Natural gas and a global market

October 1, 2012

On September 25, the C. T. Bauer College of Business kicked off its Fall 2012 AGL Resources Distinguished Leader Speaker Series with a panel of experts who spoke on the topic of Liquefied Natural Gas.  Steve Cittadine, President, Storage and Fuels for Sequent Energy; Dean Purcelli, Strategic Marketing Advisor for Encana Natural Gas, Inc.; and Michael Wortley, Vice President – Business Development for Cheniere Energy spoke to the audience of over 150 students, faculty, and industry participants about the growing role of LNG in the energy supply chain.
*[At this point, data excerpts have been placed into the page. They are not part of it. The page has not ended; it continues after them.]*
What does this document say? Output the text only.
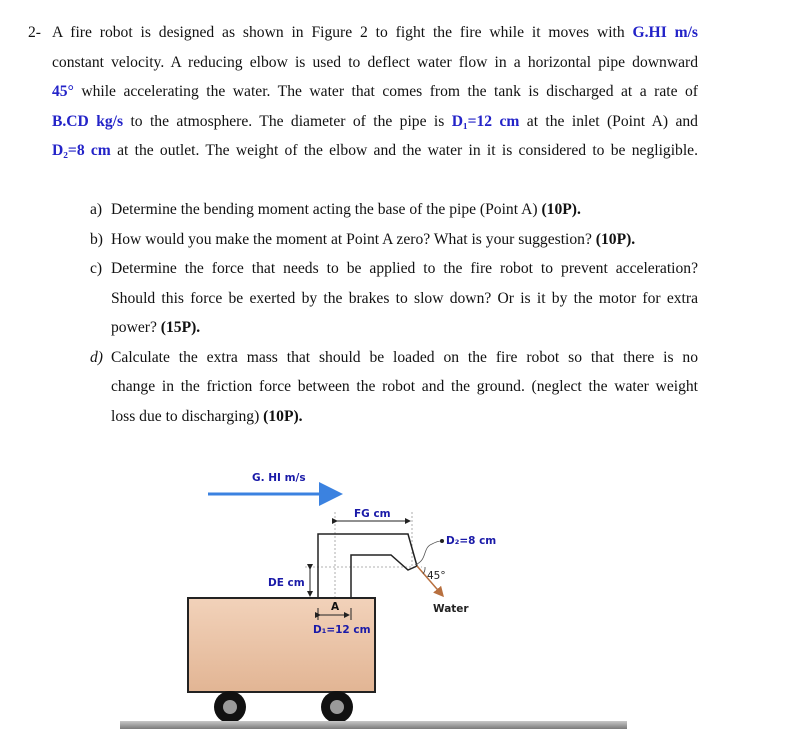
2- A fire robot is designed as shown in Figure 2 to fight the fire while it moves with G.HI m/s
constant velocity. A reducing elbow is used to deflect water flow in a horizontal pipe downward
45° while accelerating the water. The water that comes from the tank is discharged at a rate of
B.CD kg/s to the atmosphere. The diameter of the pipe is D₁=12 cm at the inlet (Point A) and
D₂=8 cm at the outlet. The weight of the elbow and the water in it is considered to be negligible.
a) Determine the bending moment acting the base of the pipe (Point A) (10P).
b) How would you make the moment at Point A zero? What is your suggestion? (10P).
c) Determine the force that needs to be applied to the fire robot to prevent acceleration?
Should this force be exerted by the brakes to slow down? Or is it by the motor for extra
power? (15P).
d) Calculate the extra mass that should be loaded on the fire robot so that there is no
change in the friction force between the robot and the ground. (neglect the water weight
loss due to discharging) (10P).
G. HI m/s
FG cm
DE cm
A
D₁=12 cm
D₂=8 cm
45°
Water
LNG, or liquefied natural gas, (“Gas on water”, as Daniel Yergin describes it) is natural gas that has been converted to liquid form for ease of transportation.  It takes up 1/600th the volume of natural gas.

The world today faces two major challenges in energy.  As the economies of the developing nations mature, the challenge is to enhance supply to meet the demands from these growing markets.  Even as we do this, however, our second challenge is to achieve adequacy without compromising the environment.
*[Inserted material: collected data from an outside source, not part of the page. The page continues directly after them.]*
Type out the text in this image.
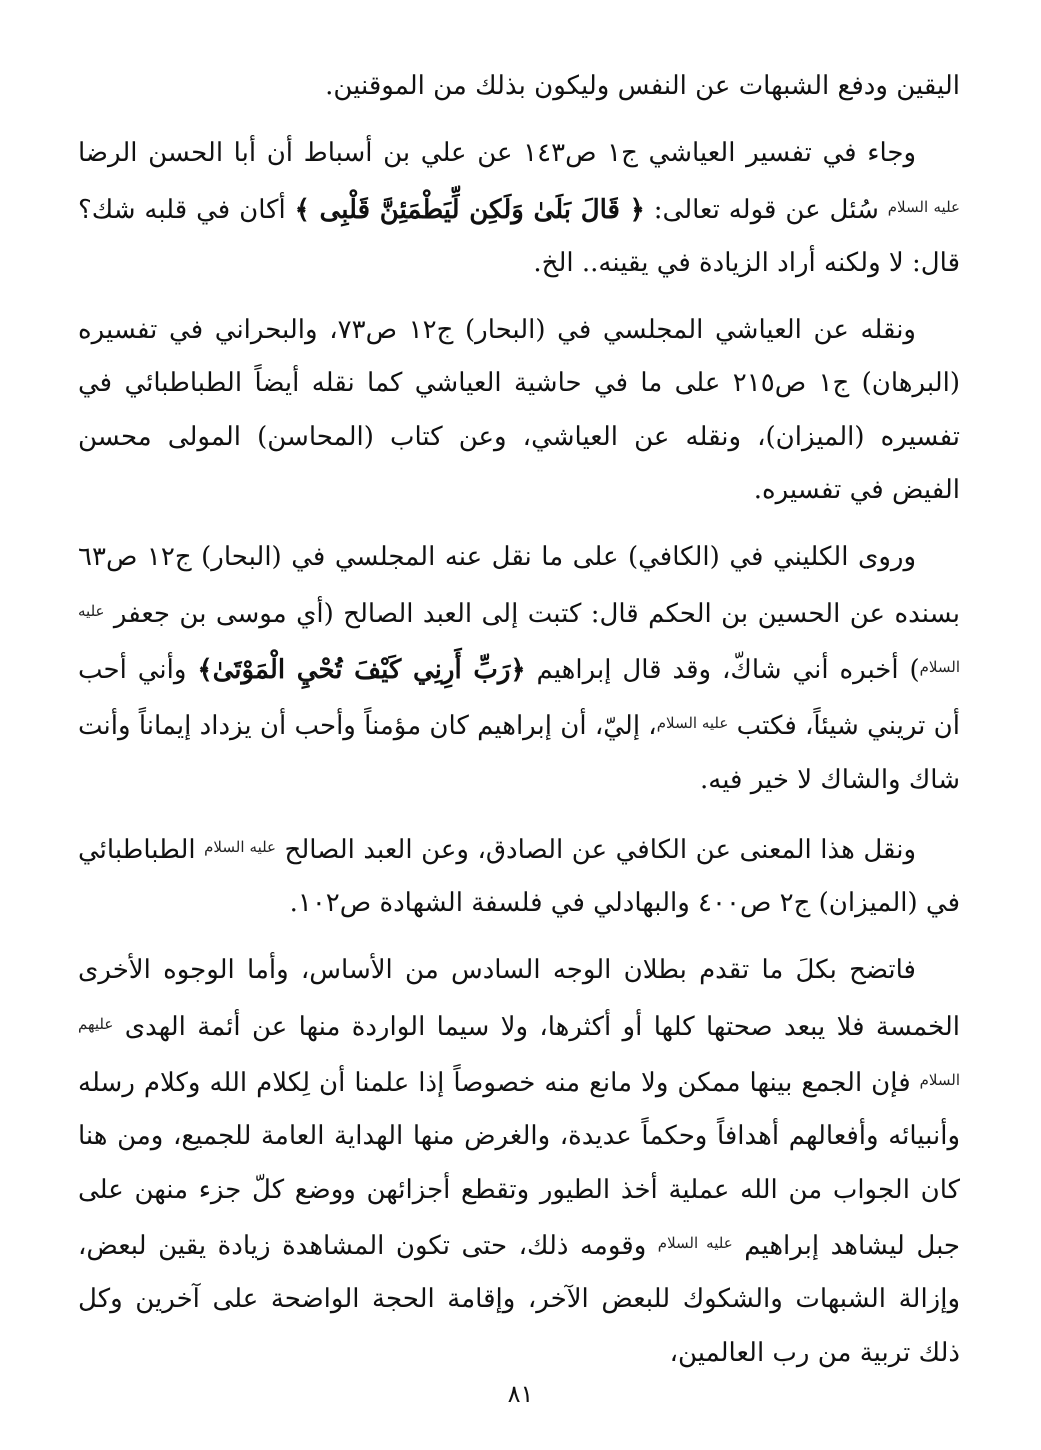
اليقين ودفع الشبهات عن النفس وليكون بذلك من الموقنين.

وجاء في تفسير العياشي ج١ ص١٤٣ عن علي بن أسباط أن أبا الحسن الرضا $^{عليه السلام}$ سُئل عن قوله تعالى: ﴿ قَالَ بَلَىٰ وَلَكِن لِّيَطْمَئِنَّ قَلْبِى ﴾ أكان في قلبه شك؟ قال: لا ولكنه أراد الزيادة في يقينه.. الخ.

ونقله عن العياشي المجلسي في (البحار) ج١٢ ص٧٣، والبحراني في تفسيره (البرهان) ج١ ص٢١٥ على ما في حاشية العياشي كما نقله أيضاً الطباطبائي في تفسيره (الميزان)، ونقله عن العياشي، وعن كتاب (المحاسن) المولى محسن الفيض في تفسيره.

وروى الكليني في (الكافي) على ما نقل عنه المجلسي في (البحار) ج١٢ ص٦٣ بسنده عن الحسين بن الحكم قال: كتبت إلى العبد الصالح (أي موسى بن جعفر $^{عليه السلام}$) أخبره أني شاكّ، وقد قال إبراهيم ﴿رَبِّ أَرِنِي كَيْفَ تُحْيِ الْمَوْتَىٰ﴾ وأني أحب أن تريني شيئاً، فكتب $^{عليه السلام}$، إليّ، أن إبراهيم كان مؤمناً وأحب أن يزداد إيماناً وأنت شاك والشاك لا خير فيه.

ونقل هذا المعنى عن الكافي عن الصادق، وعن العبد الصالح $^{عليه السلام}$ الطباطبائي في (الميزان) ج٢ ص٤٠٠ والبهادلي في فلسفة الشهادة ص١٠٢.

فاتضح بكلَ ما تقدم بطلان الوجه السادس من الأساس، وأما الوجوه الأخرى الخمسة فلا يبعد صحتها كلها أو أكثرها، ولا سيما الواردة منها عن أئمة الهدى $^{عليهم السلام}$ فإن الجمع بينها ممكن ولا مانع منه خصوصاً إذا علمنا أن لِكلام الله وكلام رسله وأنبيائه وأفعالهم أهدافاً وحكماً عديدة، والغرض منها الهداية العامة للجميع، ومن هنا كان الجواب من الله عملية أخذ الطيور وتقطع أجزائهن ووضع كلّ جزء منهن على جبل ليشاهد إبراهيم $^{عليه السلام}$ وقومه ذلك، حتى تكون المشاهدة زيادة يقين لبعض، وإزالة الشبهات والشكوك للبعض الآخر، وإقامة الحجة الواضحة على آخرين وكل ذلك تربية من رب العالمين،

٨١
Given the recent developments in shale development, natural gas, it would seem, offers a solution to both challenges above. Shale gas production has increased from nothing to 25 bcf/d in less than 10 years.  The U.S. Energy Information Administration’s Annual Energy Outlook 2012 projects U.S. natural gas production to increase from 21.6 trillion cubic feet in 2010 to 27.9 trillion cubic feet in 2035, a 29% increase. Almost all of this increase in domestic natural gas production is due to projected growth in shale gas production, which grows from 5.0 trillion cubic feet in 2010 to 13.6 trillion cubic feet in 2035.

Using thermal equivalence of the two commodities (one barrel of oil contains the energy equivalent of the 5.825 million BTU of natural gas), the price of one mmbtu of natural gas should be roughly one-sixth the price of a barrel of oil.  Currently Brent Crude oil trades at $100 per barrel, and gas (Henry Hub price per mmbtu) at $3.  After including liquefaction, shipping and other costs, the price per mmbtu of Liquefied Natural Gas (LNG) delivered is around $7.20.  Hence there is a margin of around $7.80 when compared to the price of oil.  Even with higher shipping costs to Europe and Asia, the differences are positive. While American gas costs $2.50 per mmbtu, the equivalent prices in Europe and Asia are $12 and $16, respectively. In addition, natural gas is a cleaner option to coal and oil.
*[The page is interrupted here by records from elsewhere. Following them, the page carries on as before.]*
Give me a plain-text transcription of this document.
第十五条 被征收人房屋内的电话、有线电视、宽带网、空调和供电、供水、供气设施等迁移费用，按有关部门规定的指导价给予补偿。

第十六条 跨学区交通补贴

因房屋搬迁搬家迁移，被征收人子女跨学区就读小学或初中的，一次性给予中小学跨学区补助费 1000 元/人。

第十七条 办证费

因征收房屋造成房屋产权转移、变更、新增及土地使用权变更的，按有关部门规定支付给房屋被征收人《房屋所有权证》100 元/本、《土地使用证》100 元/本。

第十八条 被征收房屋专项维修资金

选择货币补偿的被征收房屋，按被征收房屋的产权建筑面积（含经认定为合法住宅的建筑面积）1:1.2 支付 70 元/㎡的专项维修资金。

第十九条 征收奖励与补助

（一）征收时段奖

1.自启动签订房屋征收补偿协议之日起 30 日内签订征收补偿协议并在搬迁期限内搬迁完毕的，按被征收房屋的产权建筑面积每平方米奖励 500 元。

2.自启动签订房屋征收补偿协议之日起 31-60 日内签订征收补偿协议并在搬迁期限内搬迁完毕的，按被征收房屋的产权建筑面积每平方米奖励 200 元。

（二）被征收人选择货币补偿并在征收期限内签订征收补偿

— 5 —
Per estimates from the U.S. Energy Information Administration (EIA), net additions of wet natural gas in 2010 totaled 33.8 trillion cubic feet (Tcf), which represents a 17% increase compared to the previous record in 2009.  Dry natural gas reserves increased from 272.5 trillion cubic feet to 304.6 trillion cubic feet between 2009 and 2010. Within the U.S., the savings in converting from diesel to natural gas are significant especially for high horsepower users of power.  At the same time, the increase in production along with a market that does not equilibrate the world price of LNG has resulted in global opportunities for profit.  By re-engineering its import facility at Sabine Pass in Louisiana, Cheniere Energy now has “take-or-pay” contracts to export LNG to countries like Korea and India.

With new discoveries of gas, the market for exports becomes viable.  The transportation costs, however, remain significant. At the same time, the story of oil tells us that transportation costs (which used to be over 30% of the total cost of oil, and today account for 5%) can and do decline with improvements in technology.  Pipelines are expensive to build, and LNG facilities need significant investments. As the price of steel has increased, the cost of building regasification plants has increased.  Even with these costs, Cheniere Energy’s price to deliver LNG to Asian markets ($10) remains lower than the oil-equivalent price ($15). Even if Henry Hub price of gas were to increase by $4, this trade would remain profitable.

Japan is the world’s biggest LNG importer, and China is building LNG terminals.  As the emerging markets in Asia begin to increase their imports of LNG, it is anticipated that the market for gas will move from long-term contracts that are indexed to the price of oil to short duration contracts based on a global gas market. While the nature of the gas business is changing the face of the global market for gas, the geo-political aspects of these developments are not trivial.  The most important of these will be the role of Gazprom as the major gas supplier for Europe and Asia.  The story of LNG has just begun.